In his book 12 Rules for Life Jordan Peterson introduces his fourth rule (‘Compare Yourself to Who You Were Yesterday, Not to Who Someone Else is Today’):
It was easier for people to be good at something when more of us lived in small, rural communities. Someone could be homecoming queen. Someone else could be spelling-bee champion, Math whiz or basketball star. There were only one or two mechanics and a couple of teachers. In each of their domains, these local heroes had the opportunity to enjoy the serotonin-fuelled confidence of the victor […] If you’re one in a million now, but originated in modern New York, there’s twenty of you – and most of us now live in cities. What’s more, we have become digitally connected to the entire seven billion. Our hierarchies of accomplishment are now dizzyingly vertical.
No matter how good you are at something, or how you rank your accomplishments, there is someone out there who makes you look incompetent.

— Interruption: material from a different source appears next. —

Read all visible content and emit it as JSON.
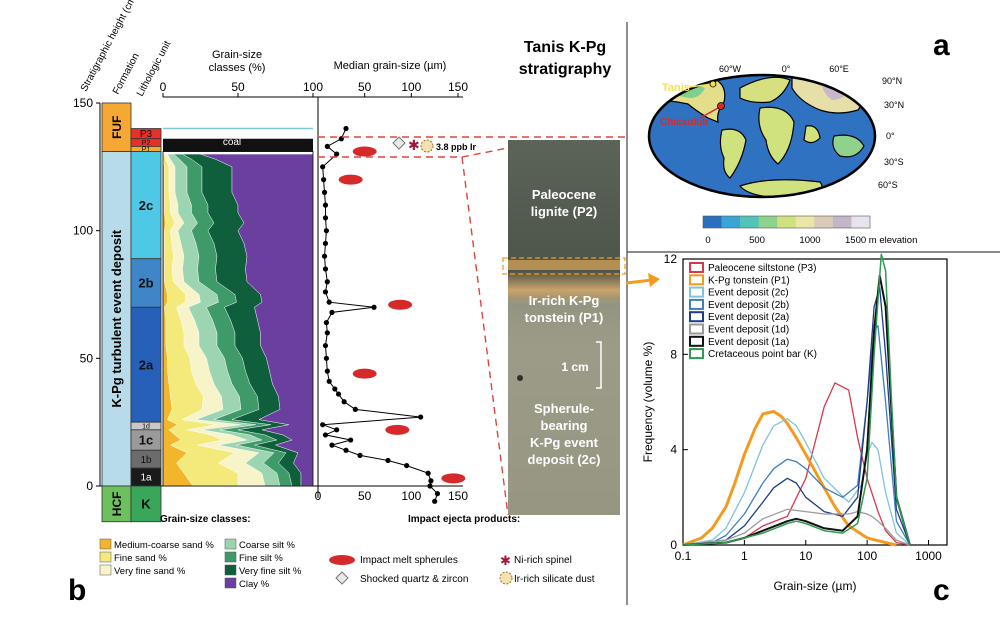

I think, generally speaking, a writer’s confidence is easily shaken. A dry day where the writing drips out of me even after hours of work can sow doubt in my mind that I may never again write fluently but I don’t often doubt myself as a writer when I see other writers getting published. I feel there’s plenty of room for everyone (or at least plenty of opportunity) and besides, despite how well they’re marketed, some books on the market are awful.
I think it’s easy to despair over one’s art when we live in a predominantly Capitalist society that seems to only value art in the context of the market. If I don’t have a book selling on the shelves is my writing worth less than someone else’s? My head says “maybe” but my heart says “no”.